I then run a software to OCR the document (with actually poor results :frowning: ), then rename it based on some criteria, for example the company from which it originates, the date it was sent, keywords, …

My idea is the following one, automate the process as much as possible:

Python code objective :

  • Transform the scanned PDF in an OCR PDF
  • Extract some information – header/footer – keywords
  • Save the PDF as PDF with characters with a document naming based on the header/footer information and add some keywords in the metadata for future search functions
  • Nice to have: automatically save to dedicated folders the documents based on the architecture of the document naming

I have tried many ways to have what i was looking for, but since i do not have all the skills and knowledge about this, I manage to have only limited functions done.

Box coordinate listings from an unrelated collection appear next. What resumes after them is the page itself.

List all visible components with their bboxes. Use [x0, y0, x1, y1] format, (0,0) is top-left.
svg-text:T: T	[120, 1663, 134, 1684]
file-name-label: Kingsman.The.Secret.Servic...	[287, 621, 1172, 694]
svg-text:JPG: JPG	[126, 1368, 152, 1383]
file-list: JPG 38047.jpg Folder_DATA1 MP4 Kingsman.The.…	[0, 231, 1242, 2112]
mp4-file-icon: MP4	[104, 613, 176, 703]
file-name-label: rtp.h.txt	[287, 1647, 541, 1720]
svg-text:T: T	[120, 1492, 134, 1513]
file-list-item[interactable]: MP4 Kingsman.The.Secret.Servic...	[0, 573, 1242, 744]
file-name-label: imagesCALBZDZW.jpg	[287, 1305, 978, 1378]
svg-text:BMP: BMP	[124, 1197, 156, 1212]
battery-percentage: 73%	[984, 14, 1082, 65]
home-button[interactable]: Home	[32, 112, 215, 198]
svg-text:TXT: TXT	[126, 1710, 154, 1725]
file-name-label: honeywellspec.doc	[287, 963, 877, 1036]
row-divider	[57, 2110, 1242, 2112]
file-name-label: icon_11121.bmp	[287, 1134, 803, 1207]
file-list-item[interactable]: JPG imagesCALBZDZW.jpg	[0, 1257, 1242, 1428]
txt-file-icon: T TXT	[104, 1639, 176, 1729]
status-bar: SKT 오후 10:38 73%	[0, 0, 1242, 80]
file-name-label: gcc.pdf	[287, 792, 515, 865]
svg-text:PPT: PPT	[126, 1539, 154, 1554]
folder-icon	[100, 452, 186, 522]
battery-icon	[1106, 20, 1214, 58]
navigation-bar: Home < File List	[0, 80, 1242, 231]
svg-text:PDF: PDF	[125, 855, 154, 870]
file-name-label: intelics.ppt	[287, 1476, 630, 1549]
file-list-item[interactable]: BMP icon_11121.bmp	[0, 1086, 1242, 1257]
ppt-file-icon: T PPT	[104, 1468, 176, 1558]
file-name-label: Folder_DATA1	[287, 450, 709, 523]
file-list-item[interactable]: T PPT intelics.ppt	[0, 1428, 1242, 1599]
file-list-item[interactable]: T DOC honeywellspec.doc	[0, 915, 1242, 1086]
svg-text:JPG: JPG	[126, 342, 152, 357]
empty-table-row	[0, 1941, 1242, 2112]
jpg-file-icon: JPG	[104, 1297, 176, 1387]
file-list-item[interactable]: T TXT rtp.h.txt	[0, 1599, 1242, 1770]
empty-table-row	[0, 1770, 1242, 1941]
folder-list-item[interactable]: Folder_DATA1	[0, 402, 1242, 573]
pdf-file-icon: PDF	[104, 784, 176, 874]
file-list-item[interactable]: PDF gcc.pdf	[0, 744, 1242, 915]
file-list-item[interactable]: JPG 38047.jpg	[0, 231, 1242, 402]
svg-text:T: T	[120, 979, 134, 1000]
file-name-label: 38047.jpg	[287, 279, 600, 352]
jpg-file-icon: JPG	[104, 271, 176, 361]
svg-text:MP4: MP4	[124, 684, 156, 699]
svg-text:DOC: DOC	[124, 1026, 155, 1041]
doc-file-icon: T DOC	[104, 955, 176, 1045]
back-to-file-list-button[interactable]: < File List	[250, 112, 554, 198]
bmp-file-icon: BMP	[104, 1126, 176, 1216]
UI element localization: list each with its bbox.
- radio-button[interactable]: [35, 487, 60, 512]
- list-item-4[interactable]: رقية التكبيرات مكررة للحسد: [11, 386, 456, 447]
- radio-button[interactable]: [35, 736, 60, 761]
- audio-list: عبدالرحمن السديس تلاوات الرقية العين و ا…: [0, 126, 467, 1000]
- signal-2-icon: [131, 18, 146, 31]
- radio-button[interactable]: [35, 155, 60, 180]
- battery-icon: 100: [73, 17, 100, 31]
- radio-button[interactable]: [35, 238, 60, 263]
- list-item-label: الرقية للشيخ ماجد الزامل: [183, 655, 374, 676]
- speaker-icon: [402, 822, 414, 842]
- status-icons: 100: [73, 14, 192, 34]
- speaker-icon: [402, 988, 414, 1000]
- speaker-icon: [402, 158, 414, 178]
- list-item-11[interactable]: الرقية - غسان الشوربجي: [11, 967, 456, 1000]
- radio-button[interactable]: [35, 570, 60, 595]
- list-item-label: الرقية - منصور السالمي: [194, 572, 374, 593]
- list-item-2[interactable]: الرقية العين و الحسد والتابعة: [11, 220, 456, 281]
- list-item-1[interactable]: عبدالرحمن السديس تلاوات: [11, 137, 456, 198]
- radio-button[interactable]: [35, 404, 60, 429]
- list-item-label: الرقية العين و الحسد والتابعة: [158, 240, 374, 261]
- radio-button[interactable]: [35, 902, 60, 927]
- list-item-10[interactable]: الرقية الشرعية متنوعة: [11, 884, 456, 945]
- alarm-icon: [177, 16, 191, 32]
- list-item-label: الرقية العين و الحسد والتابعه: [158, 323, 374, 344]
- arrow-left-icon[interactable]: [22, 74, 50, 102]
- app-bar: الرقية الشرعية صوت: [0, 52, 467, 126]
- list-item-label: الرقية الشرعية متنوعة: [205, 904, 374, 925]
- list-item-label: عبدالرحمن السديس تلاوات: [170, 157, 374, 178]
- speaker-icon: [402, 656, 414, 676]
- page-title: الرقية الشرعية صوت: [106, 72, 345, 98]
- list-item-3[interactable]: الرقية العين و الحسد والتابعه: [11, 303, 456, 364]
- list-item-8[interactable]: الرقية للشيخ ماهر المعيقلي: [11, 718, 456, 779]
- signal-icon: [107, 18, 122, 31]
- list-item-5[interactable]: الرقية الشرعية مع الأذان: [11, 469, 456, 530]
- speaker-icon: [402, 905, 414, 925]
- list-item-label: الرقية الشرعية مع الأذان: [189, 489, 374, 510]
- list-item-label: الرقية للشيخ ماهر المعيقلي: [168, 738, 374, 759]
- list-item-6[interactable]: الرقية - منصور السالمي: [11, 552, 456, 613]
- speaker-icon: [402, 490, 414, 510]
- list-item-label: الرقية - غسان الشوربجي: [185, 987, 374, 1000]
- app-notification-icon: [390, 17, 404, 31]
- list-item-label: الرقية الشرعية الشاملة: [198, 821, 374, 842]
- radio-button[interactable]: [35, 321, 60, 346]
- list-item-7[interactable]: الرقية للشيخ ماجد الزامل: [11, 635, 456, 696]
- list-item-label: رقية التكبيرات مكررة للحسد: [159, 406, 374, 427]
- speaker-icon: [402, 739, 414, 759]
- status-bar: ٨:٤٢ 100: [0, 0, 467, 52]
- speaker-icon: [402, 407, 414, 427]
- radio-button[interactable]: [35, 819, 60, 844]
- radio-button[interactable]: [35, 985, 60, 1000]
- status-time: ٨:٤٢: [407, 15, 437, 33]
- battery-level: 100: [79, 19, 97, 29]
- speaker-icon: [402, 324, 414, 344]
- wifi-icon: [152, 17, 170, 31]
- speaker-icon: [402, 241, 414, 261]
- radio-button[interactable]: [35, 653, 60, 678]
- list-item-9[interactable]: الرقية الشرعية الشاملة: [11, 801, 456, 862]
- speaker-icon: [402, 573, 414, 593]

The most promising one I did until now but with poor OCR results was this:

#test OCR with pdfplumber - poor results

#This project is to OCR documents and automatically rename them based on prededined parameters

#Importing Libraries

import os
import requests
import pdfplumber

#defining and Checking the working directory for Python
`%cd "C:\Users\XX\Documents\Scanned documents\test environment"`

>C:\Users\XX\Documents\Scanned documents\test environment

#checking the content of the directory

OCR_PDF = 'mydocument.pdf'
with as pdf:
    page = pdf.pages[0]
    text = page.extract_text()
lines = text.split('\n')
#provides the result of lines ending with comma

Seeing it was not recognizing the text properly enough, I banged again my head on the wall and decided to call for help, so here i am :slight_smile:
Could you please help me find a way to fulfill my requirements?
thank you for your support,